Quando um soldado embarca, rumo ao campo de batalha, certamente, é por sua opção, depois de anos de treinamento, depois de um longo tempo, trabalho árduo, ele vai a guerra, e por sua escolha, de armas em punho, luta, mata ou as vezes morre, por um ideal, por seus ideais, mas por fim, por sua opção.
Mas na vida há guerreiros que enfrentam batalhas que na maioria, lhes são impostas pela vida, dessa forma, estando preparados ou não, treinado ou não, o guerreiro se obriga a pelejar, e seja qual for o aliado, as armas, ou mesmo sem os te-los, tem que guerrear.

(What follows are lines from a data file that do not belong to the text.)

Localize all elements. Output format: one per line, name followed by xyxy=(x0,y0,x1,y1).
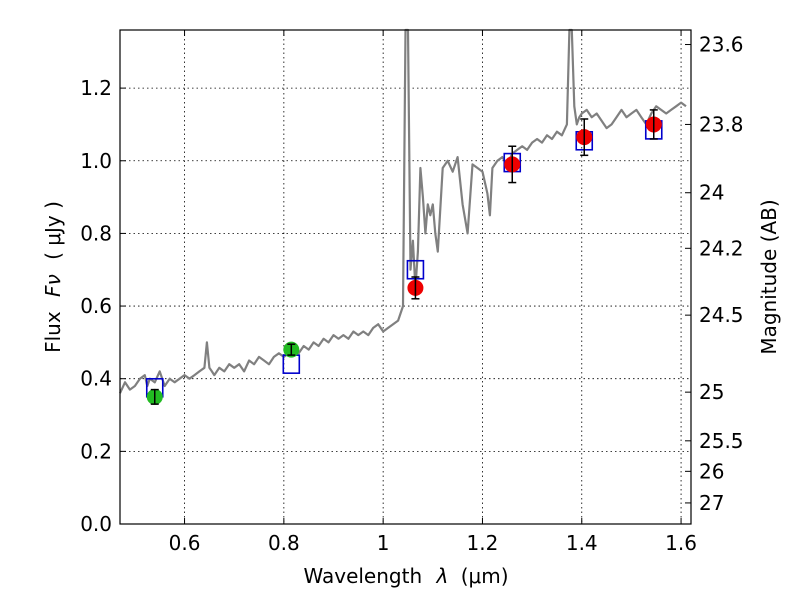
y2-tick-label: 24 xyxy=(699,181,724,205)
x-tick-label: 1 xyxy=(377,531,390,555)
x-tick-label: 0.8 xyxy=(268,531,300,555)
y2-tick-label: 23.8 xyxy=(699,112,744,136)
spectrum-line xyxy=(119,28,687,394)
y2-tick-label: 27 xyxy=(699,491,724,515)
x-axis: 0.6 0.8 1 1.2 1.4 1.6 xyxy=(169,30,697,555)
y2-tick-label: 25.5 xyxy=(699,429,744,453)
x-tick-label: 1.2 xyxy=(467,531,499,555)
y-tick-label: 0.4 xyxy=(80,367,112,391)
y2-tick-label: 23.6 xyxy=(699,33,744,57)
x-axis-label-symbol: λ xyxy=(436,564,449,588)
y-axis-label-unit: ( μJy ) xyxy=(41,201,65,260)
y-tick-label: 1.2 xyxy=(80,76,112,100)
y-axis-label-symbol: Fν xyxy=(41,274,65,297)
observed-points-layer xyxy=(146,109,662,405)
y-axis-label: Flux Fν ( μJy ) xyxy=(41,201,65,353)
y2-axis: 23.6 23.8 24 24.2 24.5 25 25.5 26 27 xyxy=(685,33,744,515)
x-axis-label-text: Wavelength xyxy=(303,564,422,588)
y-tick-label: 0.2 xyxy=(80,439,112,463)
y-tick-label: 0.6 xyxy=(80,294,112,318)
y-axis: 0.0 0.2 0.4 0.6 0.8 1.0 1.2 xyxy=(80,76,126,536)
y-tick-label: 0.8 xyxy=(80,221,112,245)
y-axis-label-text: Flux xyxy=(41,311,65,353)
y2-axis-label: Magnitude (AB) xyxy=(757,199,781,354)
y2-tick-label: 26 xyxy=(699,459,724,483)
plot-frame xyxy=(119,29,692,525)
spectrum-layer xyxy=(119,28,687,394)
y2-tick-label: 24.2 xyxy=(699,236,744,260)
x-tick-label: 0.6 xyxy=(169,531,201,555)
y2-tick-label: 25 xyxy=(699,380,724,404)
x-axis-label-unit: (μm) xyxy=(461,564,509,588)
y-tick-label: 0.0 xyxy=(80,512,112,536)
x-tick-label: 1.4 xyxy=(566,531,598,555)
model-point xyxy=(282,354,301,374)
x-axis-label: Wavelength λ (μm) xyxy=(303,564,508,588)
y2-tick-label: 24.5 xyxy=(699,303,744,327)
y-tick-label: 1.0 xyxy=(80,149,112,173)
x-tick-label: 1.6 xyxy=(665,531,697,555)
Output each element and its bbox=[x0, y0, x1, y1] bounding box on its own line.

Pra ser um bom guerreiro, não basta matar mais, não apenas vencer, um bom guerreiro sabe enfrentar a pior parte da batalha, a derrota, ele ergue a cabeça, altivo e orgulhoso, confiante, que na próxima será diferente e não importa, não importa o quanto demore, uma vez vai, uma vez pode ser diferente, um dia, tudo pode mudar, e no fim o bom guerreiro, sai vitorioso,
Uma derrota, duas, três, cinco, doze vezes, quantos podem viver com a dor de doze derrotas, e mesmo assim, levantar altivo no amanhecer e sorrir, dar bom dia ao sol, dizer ao amigo que chora que o dia vai ser melhor, sorrir, ser feliz, se preparar pra próxima batalha, que por inúmeras vezes, se estendem por dias, meses, quem sabe anos, e o bom guerreiro jamais desaba, tropeça, mas se ampara nos irmãos, de farda, de vida, e dessa forma, segue em frente, sorrindo, em busca mais uma vez, da vitoria, como diz a musica, “tipo Daniel San, mestre Miagi, o Karate que vem de dentro da alma não há quem pague”. Não há quem pague, a superação do bom guerreiro, que da luta faz a alegria de viver, e da vitoria, a lição aos que ti olham desconfiados.
Não basta vencer, tem que ter fé que a vitoria é solida, vencer não é o principal, aprender é que ficará pra sempre, “Combati o bom combate, acabei a carreira, guardei a fé” (2 Tm 4.7).